All right, that's not completely true. I do know that I want one based on an extraordinary poster Printemps did for an exhibition a few years ago. I loved that poster so much that I steeled my nerve and actually went to the customer-service desk at Printemps and begged them, first in my fractured and nonexistent French and then in English when they took pity on me, to sell me one of the big subway versions. But they didn't have one that could be obtained: being French, they had never thought of selling their advertising as if it were art. They did give me a postcard of part of the image, though, and I took a digital picture of it. Alas, though, if there is any way to make it legible at icon size, I haven't figured it out. There's a reason anime images work so perfectly in icon space, even I can tell that much.

But I do know that I want more, more. Cool ones of the kind the icon-gifted have, for the many moods in which one posts or comments. In more than one fandom, even. So if you ever were desperate for procrastination projects and had an idea of what I ought to want, if only I knew, I wouldn't exactly run in horror, you know? Although I would feel bad about my inability to reciprocate, which only goes to show that there is indeed No Free Lunch.

You're trying with the story because it's going to work eventually. It may even be working now. You just don't know it. At some point, perhaps when I have either gotten my own damn story done or given up on having it before New Year's Eve at the earliest, I should write up the annoyingly inspirational narrative that I got from a young couturier in Paris a couple of years ago about her creative process.
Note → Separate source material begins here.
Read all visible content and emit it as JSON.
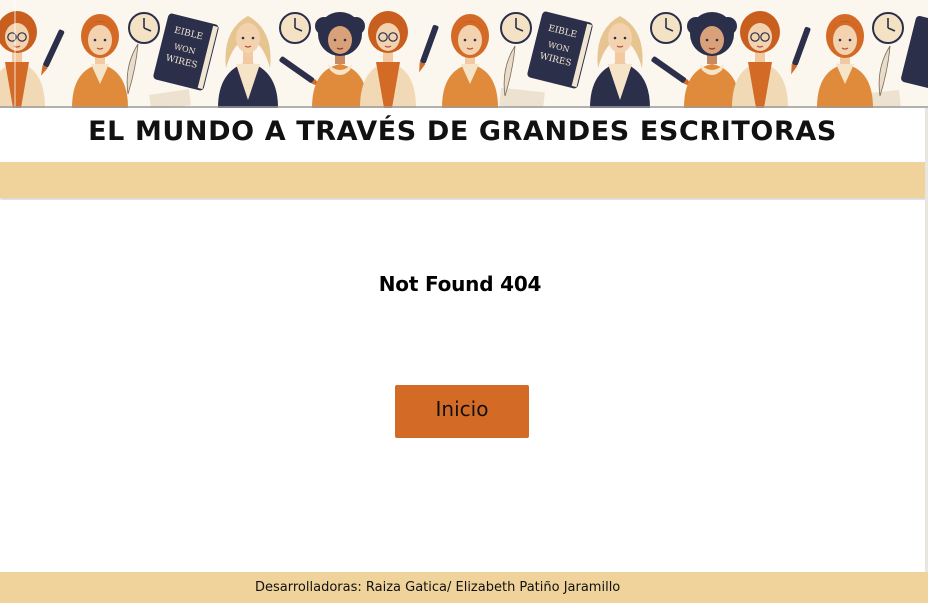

Not that she considered it inspirational; she was just being anxious in familiar ways about how everything she was doing sucked. Right up until the moment at which it didn't.

[identity profile] b-hallward.livejournal.com 2005-12-30 04:06 am (UTC)(link)
Well, the French are just sort of nuts.

This isn't a very useful mood icon, but I've run into so few people who have even heard of M -- let alone love it -- that I couldn't resist:

Image

And in exchange for your annoyingly inspirational narrative, I'll try to post this quote I ran across on the creative process which -- for me at least -- has something of Emerson's alienated majesty; because, damn, even though it's about making typefaces of all things, it just nails what writing is like for me. Now if only I can find it again...

And I think perhaps the fundamental problem with my story isn't that it's not working -- though it's not right now -- but that I feel deeply ambivalent about what it's working towards. The emotional range is so much louder and messier than I'm used to working in, and I'm also being forced to much more explicit which frankly frustrates me to no end. And, god, the sprawl. It's like jumping from painting miniatures to Turneresque landscapes, but all you have to work with is single hair brushes. Gah!

[identity profile] p-zeitgeist.livejournal.com 2005-12-30 06:38 am (UTC)(link)
Oh, shiny! Thank you! And really, I fear it is indeed useful as a mood icon. It would be nice if that look of utter terror were never appropriate, but that's not the world I live in. Why, I've read stories in my time that could barely even be mentioned without an accompanying icon that looked just like this one.

Your story only sounds more intriguing the more I hear about the precise nature of the pain it's causing you. But God, do I ever sympathize with the difficulties involved. One of the maddening things about writing is the way it makes you design and build all your own tools. If you really were jumping from miniatures to Turneresque landscapes, you could at least go out and buy some big brushes (or you could if you had sufficient money to throw at the problem, at least). But no. You're a writer, so you have to figure out what kind of fiber you need to make the brush you want, and then learn to select the best fibers and bind them properly before you can even think about using them. Anybody would be frustrated, and all of us usually are.

Nevertheless, I have every faith that the results are going to be worth it. And at least once you have the new brushes you can use them forever.